Events Leading to Bankruptcy
The Company’s path to Chapter 11 was driven by a combination of industry headwinds, critical operational failures, and a failed sale process that ultimately forced it to wind down operations. Key challenges included rising fuel, labor, and transportation costs, as well as shifting consumer demand patterns in a low-margin industry.
Strategic Review and Failed Marketing Process
- Beginning in mid-2024, the Company engaged advisors, including Houlihan Lokey, to pursue strategic alternatives. Houlihan conducted a marketing process for all or a portion of the Company’s assets, contacting 63 potentially interested parties.
- In October 2024, the Company received four indications of interest ranging from $175 million to $225 million for a subset of its distribution centers.
- However, following subsequent negative operational events, two bidders withdrew and the remaining two revised their offers downward in January 2025 to $42 million and $125 million, respectively. The Company deemed these bids unactionable as they were materially below the assets' liquidation value.
- Efforts to secure new third-party liquidity were also unsuccessful.
Critical Operational Failures
- Loss of Major Customer: In December 2024, the Company’s largest customer, Sprouts Farmers Market, communicated its intent to migrate to full self-distribution, eliminating a critical revenue stream.
- Credit Rating Downgrade: On Jan. 27, 2025, industry credit rating agency SEAFAX downgraded the Company to “Cautionary” status. This had an immediate negative impact, causing a substantial number of vendors and customers to place the Company on hold.
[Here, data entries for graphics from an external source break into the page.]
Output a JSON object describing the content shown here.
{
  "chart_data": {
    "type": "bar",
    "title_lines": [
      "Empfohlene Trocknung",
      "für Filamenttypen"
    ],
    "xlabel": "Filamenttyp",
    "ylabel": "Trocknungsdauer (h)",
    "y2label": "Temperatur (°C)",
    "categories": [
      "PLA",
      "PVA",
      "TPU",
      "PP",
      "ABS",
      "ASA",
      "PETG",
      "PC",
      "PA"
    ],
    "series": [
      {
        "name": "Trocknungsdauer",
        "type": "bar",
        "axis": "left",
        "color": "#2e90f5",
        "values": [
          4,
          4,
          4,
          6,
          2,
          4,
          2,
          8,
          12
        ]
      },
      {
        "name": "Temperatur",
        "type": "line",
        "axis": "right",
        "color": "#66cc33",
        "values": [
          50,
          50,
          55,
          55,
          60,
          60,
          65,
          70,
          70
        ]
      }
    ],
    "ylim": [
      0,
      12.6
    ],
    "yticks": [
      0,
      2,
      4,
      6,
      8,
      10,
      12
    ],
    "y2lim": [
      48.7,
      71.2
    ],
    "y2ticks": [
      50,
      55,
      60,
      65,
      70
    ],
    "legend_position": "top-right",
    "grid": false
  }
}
- Liquidity Crisis: Following the downgrade, Sprouts began withholding payments for goods previously delivered, ultimately withholding approximately $42 million. This sudden loss of operating revenue rendered all potential going-concern strategic alternatives unviable.
Orderly Winddown and Chapter 11 Filing
- With its liquidity depleted and sale process failed, the Company made the decision in mid-February 2025 to commence an orderly winddown of its operations.
- On Feb. 18, 2025, the Company issued WARN Act notices to its entire employee base of approximately 1,500 individuals, announcing a full shutdown of operations by April 21, 2025.
- During the winddown, the Company liquidated substantially all of its inventory, recovering approximately $140 million, and sold five of its distribution center operations.
- After facing an involuntary Chapter 7 petition filed by three creditors on April 18, 2025 (which was subsequently stipulated for dismissal), the Company determined that a Chapter 11 filing was the most effective process to maximize the value of its remaining assets—primarily its litigation claims and a Dallas distribution center—and manage claims from thousands of creditors.